Aunque reconoció que los juicios y condenas por este tipo de agresiones vienen incrementándose en los últimos tiempos, aún «no es suficiente».

«En 2016 y 2017, 82 mujeres y 13 hombres fueron asesinados en el Reino Unido a manos de su pareja», indicó la jefa del Ejecutivo, y añadió que «casi dos millones de personas, la mayoría de ellas mujeres, viven bajo abuso doméstico cada día».

La primera ministra conservadora prometió más ayudas a las familias afectadas, especialmente a aquellas con niños pequeños, y adelantó que destinará un presupuesto de 20 millones de libras (22 millones de euros) para construir refugios donde puedan instalarse las víctimas.

Al mismo tiempo aseguró que «hay que trabajar desde el principio para no tener que llegar a la situación de que las personas tengan que abandonar su casa».

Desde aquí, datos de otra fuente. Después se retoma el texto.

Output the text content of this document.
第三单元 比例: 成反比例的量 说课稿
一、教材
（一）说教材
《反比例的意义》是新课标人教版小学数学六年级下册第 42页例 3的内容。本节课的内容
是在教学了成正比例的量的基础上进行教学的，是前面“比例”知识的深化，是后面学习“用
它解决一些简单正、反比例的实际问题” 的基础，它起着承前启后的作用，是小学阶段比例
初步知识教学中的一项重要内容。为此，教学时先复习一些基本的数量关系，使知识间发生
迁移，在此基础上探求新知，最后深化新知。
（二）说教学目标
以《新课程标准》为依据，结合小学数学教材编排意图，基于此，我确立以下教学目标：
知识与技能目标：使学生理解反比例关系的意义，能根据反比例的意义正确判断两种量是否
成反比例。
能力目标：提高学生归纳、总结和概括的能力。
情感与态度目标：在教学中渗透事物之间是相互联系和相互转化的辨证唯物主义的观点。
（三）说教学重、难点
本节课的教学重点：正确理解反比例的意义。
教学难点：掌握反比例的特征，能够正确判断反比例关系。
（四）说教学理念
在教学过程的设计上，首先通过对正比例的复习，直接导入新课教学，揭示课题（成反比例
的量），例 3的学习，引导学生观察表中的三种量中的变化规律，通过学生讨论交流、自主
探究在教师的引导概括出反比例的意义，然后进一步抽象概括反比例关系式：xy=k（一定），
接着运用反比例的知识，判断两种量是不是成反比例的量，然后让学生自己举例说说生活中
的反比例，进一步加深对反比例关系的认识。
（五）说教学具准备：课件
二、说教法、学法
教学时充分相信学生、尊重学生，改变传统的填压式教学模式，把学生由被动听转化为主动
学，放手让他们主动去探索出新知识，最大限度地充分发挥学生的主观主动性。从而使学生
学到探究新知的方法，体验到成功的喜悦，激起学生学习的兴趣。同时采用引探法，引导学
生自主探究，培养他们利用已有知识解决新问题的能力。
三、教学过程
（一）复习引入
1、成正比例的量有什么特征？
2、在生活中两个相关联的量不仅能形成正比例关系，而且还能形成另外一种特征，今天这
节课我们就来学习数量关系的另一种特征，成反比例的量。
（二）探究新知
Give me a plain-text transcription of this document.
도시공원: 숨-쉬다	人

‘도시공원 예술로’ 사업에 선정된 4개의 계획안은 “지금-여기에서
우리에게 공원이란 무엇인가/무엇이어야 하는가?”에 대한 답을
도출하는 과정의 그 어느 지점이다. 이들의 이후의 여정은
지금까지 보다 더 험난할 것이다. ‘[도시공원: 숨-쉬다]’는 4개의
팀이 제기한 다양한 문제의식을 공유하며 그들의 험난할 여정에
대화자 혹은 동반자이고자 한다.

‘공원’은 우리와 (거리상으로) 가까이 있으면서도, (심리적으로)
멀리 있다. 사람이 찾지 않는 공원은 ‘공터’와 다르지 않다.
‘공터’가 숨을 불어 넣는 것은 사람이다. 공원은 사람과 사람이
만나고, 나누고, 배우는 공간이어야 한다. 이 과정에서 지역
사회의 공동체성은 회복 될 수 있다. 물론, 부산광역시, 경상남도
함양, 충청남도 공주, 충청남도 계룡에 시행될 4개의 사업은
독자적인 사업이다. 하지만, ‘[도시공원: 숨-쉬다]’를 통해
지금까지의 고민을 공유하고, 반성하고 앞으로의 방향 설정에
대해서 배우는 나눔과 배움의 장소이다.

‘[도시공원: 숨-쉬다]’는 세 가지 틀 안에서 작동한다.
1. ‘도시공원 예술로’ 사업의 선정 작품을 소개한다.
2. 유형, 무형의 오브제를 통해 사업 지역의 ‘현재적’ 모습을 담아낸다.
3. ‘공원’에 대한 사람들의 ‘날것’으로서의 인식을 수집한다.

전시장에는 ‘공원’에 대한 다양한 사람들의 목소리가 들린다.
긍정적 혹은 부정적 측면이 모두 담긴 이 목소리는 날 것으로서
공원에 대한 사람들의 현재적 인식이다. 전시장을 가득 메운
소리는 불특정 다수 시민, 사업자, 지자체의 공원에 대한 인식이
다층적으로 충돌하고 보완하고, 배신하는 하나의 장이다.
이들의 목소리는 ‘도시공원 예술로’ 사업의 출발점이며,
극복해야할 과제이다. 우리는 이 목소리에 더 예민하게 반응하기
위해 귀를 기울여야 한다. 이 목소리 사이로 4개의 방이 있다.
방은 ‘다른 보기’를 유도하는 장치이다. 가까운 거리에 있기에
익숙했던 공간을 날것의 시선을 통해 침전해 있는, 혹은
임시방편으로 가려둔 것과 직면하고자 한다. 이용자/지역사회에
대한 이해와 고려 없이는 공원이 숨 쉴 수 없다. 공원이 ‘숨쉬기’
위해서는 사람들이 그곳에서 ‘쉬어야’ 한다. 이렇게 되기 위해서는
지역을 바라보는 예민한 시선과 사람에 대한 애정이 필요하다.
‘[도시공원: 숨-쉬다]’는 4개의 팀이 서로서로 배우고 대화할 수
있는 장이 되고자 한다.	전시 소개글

«Tuve la suerte que crecer en un hogar cálido y amoroso. Es difícil para las personas que hemos tenidos vidas fáciles ponernos en los zapatos de aquellos que han sufrido abuso en sus casas; quiero que todo el mundo viva libre de esa amenaza, y que los niños crezcan en un lugar seguro, tal y como yo hice», afirmó May.

Además, subrayó que «no todos los abusos son necesariamente físicos», sino que existen otros muchos tipos como «el abuso verbal o la manipulación» que pueden llegar a «aislar y aterrorizar» a una persona.